Now as a mother, she said she values the importance of vaccine to protect against meningitis. The U.S. Centers for Disease Control and Prevention recommends meningococcal vaccination for adolescents.
Fries said that another formative event occurred during her sophomore year of college. She worked at a vaccine company that had licensed a vaccine for haemophilus influenzae type B in infants. According to the CDC, Hib disease was the leading cause of bacterial meningitis in children under 5 years old in the United States before the vaccine was developed.
At UNC-Chapel Hill, her work included a study of the Epstein Barr-virus oncogene in the development of nasopharyngeal cancer. She later held a series of other roles, including as a postdoc at the CDC.
Fries said she was looking for a way that her work could be applied to public health, and she found she could identify with the mission of Sanofi Pasteur.
“Five lives are saved every 60 seconds by a vaccine worldwide,” she said, yet still, lives are lost to preventable diseases. “I think we’ve become so successful at eliminating or severely reducing a lot of these infectious diseases, there’s been a lot of people who are forgetting the value of these vaccines,” she added.
Honoring UNC Lineberger postdocs and graduate students
The day also included presentations by UNC Lineberger’s trainees, and a poster competition.

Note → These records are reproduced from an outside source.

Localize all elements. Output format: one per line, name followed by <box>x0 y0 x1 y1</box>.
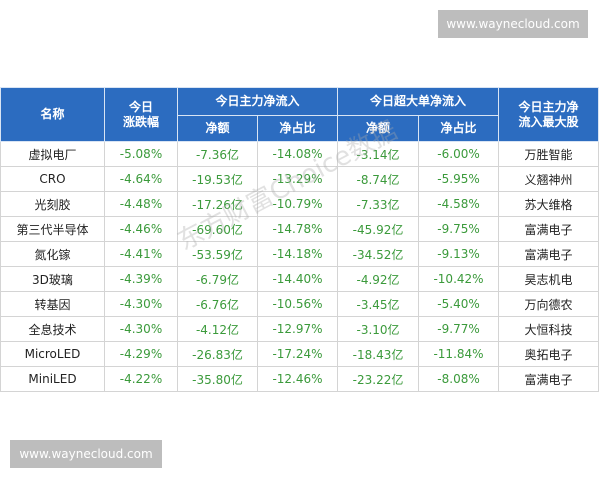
table-cell: -12.46% <box>256 366 339 392</box>
table-cell: -3.10亿 <box>337 316 420 342</box>
table-cell: -8.74亿 <box>337 166 420 192</box>
table-cell: 3D玻璃 <box>0 266 105 292</box>
table-cell: -4.12亿 <box>177 316 258 342</box>
table-cell: -17.26亿 <box>177 191 258 217</box>
watermark: www.waynecloud.com <box>438 10 588 38</box>
table-cell: 昊志机电 <box>498 266 600 292</box>
table-cell: -10.56% <box>256 291 339 317</box>
table-cell: -9.13% <box>418 241 500 267</box>
table-cell: -8.08% <box>418 366 500 392</box>
table-row: CRO -4.64% -19.53亿 -13.29% -8.74亿 -5.95% 义翘神州 <box>0 166 600 192</box>
table-row: MicroLED -4.29% -26.83亿 -17.24% -18.43亿 -11.8… <box>0 341 600 367</box>
table-cell: -4.64% <box>104 166 178 192</box>
header-line: 今日主力净 <box>518 99 579 114</box>
table: 名称 今日 涨跌幅 今日主力净流入 今日超大单净流入 今日主力净 流入最大股 净额 … <box>0 87 600 392</box>
table-cell: -12.97% <box>256 316 339 342</box>
table-cell: 义翘神州 <box>498 166 600 192</box>
table-cell: 虚拟电厂 <box>0 141 105 167</box>
table-cell: -11.84% <box>418 341 500 367</box>
table-cell: -4.46% <box>104 216 178 242</box>
table-cell: 富满电子 <box>498 241 600 267</box>
table-cell: -4.92亿 <box>337 266 420 292</box>
table-row: 虚拟电厂 -5.08% -7.36亿 -14.08% -3.14亿 -6.00% 万胜智能 <box>0 141 600 167</box>
table-row: 转基因 -4.30% -6.76亿 -10.56% -3.45亿 -5.40% 万向德农 <box>0 291 600 317</box>
table-cell: -4.48% <box>104 191 178 217</box>
table-cell: -6.00% <box>418 141 500 167</box>
header-line: 流入最大股 <box>518 114 579 129</box>
table-cell: 氮化镓 <box>0 241 105 267</box>
table-cell: 富满电子 <box>498 216 600 242</box>
table-cell: -14.08% <box>256 141 339 167</box>
header-line: 涨跌幅 <box>122 114 159 129</box>
table-row: 第三代半导体 -4.46% -69.60亿 -14.78% -45.92亿 -9.75% 富… <box>0 216 600 242</box>
table-cell: -7.33亿 <box>337 191 420 217</box>
table-cell: 万向德农 <box>498 291 600 317</box>
table-cell: 光刻胶 <box>0 191 105 217</box>
header-cell: 今日超大单净流入 <box>337 87 500 116</box>
table-cell: -14.78% <box>256 216 339 242</box>
table-cell: -3.45亿 <box>337 291 420 317</box>
header-cell: 净额 <box>337 115 420 142</box>
table-cell: -45.92亿 <box>337 216 420 242</box>
table-body: 虚拟电厂 -5.08% -7.36亿 -14.08% -3.14亿 -6.00% 万胜智能 C… <box>0 141 600 392</box>
table-cell: 万胜智能 <box>498 141 600 167</box>
table-cell: -19.53亿 <box>177 166 258 192</box>
table-cell: -5.40% <box>418 291 500 317</box>
table-row: 氮化镓 -4.41% -53.59亿 -14.18% -34.52亿 -9.13% 富满电子 <box>0 241 600 267</box>
table-row: 全息技术 -4.30% -4.12亿 -12.97% -3.10亿 -9.77% 大恒科技 <box>0 316 600 342</box>
table-cell: CRO <box>0 166 105 192</box>
header-line: 今日 <box>128 99 153 114</box>
table-cell: -10.42% <box>418 266 500 292</box>
table-cell: 大恒科技 <box>498 316 600 342</box>
table-cell: 奥拓电子 <box>498 341 600 367</box>
table-cell: -7.36亿 <box>177 141 258 167</box>
table-cell: -26.83亿 <box>177 341 258 367</box>
table-cell: 全息技术 <box>0 316 105 342</box>
table-cell: -18.43亿 <box>337 341 420 367</box>
header-cell: 今日 涨跌幅 <box>104 87 178 142</box>
table-cell: -4.41% <box>104 241 178 267</box>
table-cell: -9.77% <box>418 316 500 342</box>
table-cell: -5.08% <box>104 141 178 167</box>
table-cell: -6.76亿 <box>177 291 258 317</box>
table-cell: -4.39% <box>104 266 178 292</box>
table-cell: -14.18% <box>256 241 339 267</box>
table-cell: -4.30% <box>104 316 178 342</box>
table-cell: 转基因 <box>0 291 105 317</box>
table-cell: -13.29% <box>256 166 339 192</box>
header-cell: 今日主力净流入 <box>176 87 339 116</box>
table-row: 3D玻璃 -4.39% -6.79亿 -14.40% -4.92亿 -10.42% 昊志机电 <box>0 266 600 292</box>
header-cell: 净占比 <box>256 115 339 142</box>
table-cell: -14.40% <box>256 266 339 292</box>
table-cell: -4.30% <box>104 291 178 317</box>
header-cell: 名称 <box>0 87 105 142</box>
table-cell: 富满电子 <box>498 366 600 392</box>
table-cell: -6.79亿 <box>177 266 258 292</box>
table-cell: -35.80亿 <box>177 366 258 392</box>
table-cell: -3.14亿 <box>337 141 420 167</box>
table-cell: -4.22% <box>104 366 178 392</box>
table-cell: MicroLED <box>0 341 105 367</box>
table-row: 光刻胶 -4.48% -17.26亿 -10.79% -7.33亿 -4.58% 苏大维格 <box>0 191 600 217</box>
table-cell: -9.75% <box>418 216 500 242</box>
table-cell: -17.24% <box>256 341 339 367</box>
watermark: www.waynecloud.com <box>10 440 162 468</box>
table-cell: MiniLED <box>0 366 105 392</box>
table-row: MiniLED -4.22% -35.80亿 -12.46% -23.22亿 -8.08%… <box>0 366 600 392</box>
table-cell: -23.22亿 <box>337 366 420 392</box>
header-cell: 净占比 <box>418 115 500 142</box>
table-cell: 苏大维格 <box>498 191 600 217</box>
table-cell: -4.29% <box>104 341 178 367</box>
table-cell: -34.52亿 <box>337 241 420 267</box>
table-cell: -4.58% <box>418 191 500 217</box>
header-cell: 今日主力净 流入最大股 <box>498 87 600 142</box>
table-cell: -5.95% <box>418 166 500 192</box>
header-cell: 净额 <box>177 115 258 142</box>
table-cell: 第三代半导体 <box>0 216 105 242</box>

Two of UNC Lineberger’s postdoctoral research associates, Clint Stalnecker, PhD, and Jarod Waybright, PhD, received first place in an oral research presentation competition. They were selected from among all of the postdoctoral research associates who gave oral presentations on their research.
Stalnecker is a member of the lab of UNC Lineberger’s Channing Der, PhD, Kenan Distinguished Professor in the Department of Pharmacology, and Waybright is a member of the lab of Lindsey James, PhD, assistant professor in the UNC Eshelman School of Pharmacy.
Three postdoctoral research associates were awarded prizes in a scientific poster competition: David Thieker, PhD, received first place; James Kemp, PhD, received second place; and Sara Gibson, PhD, received third place.
Sandra Zarmer was awarded the prize for the best graduate student poster.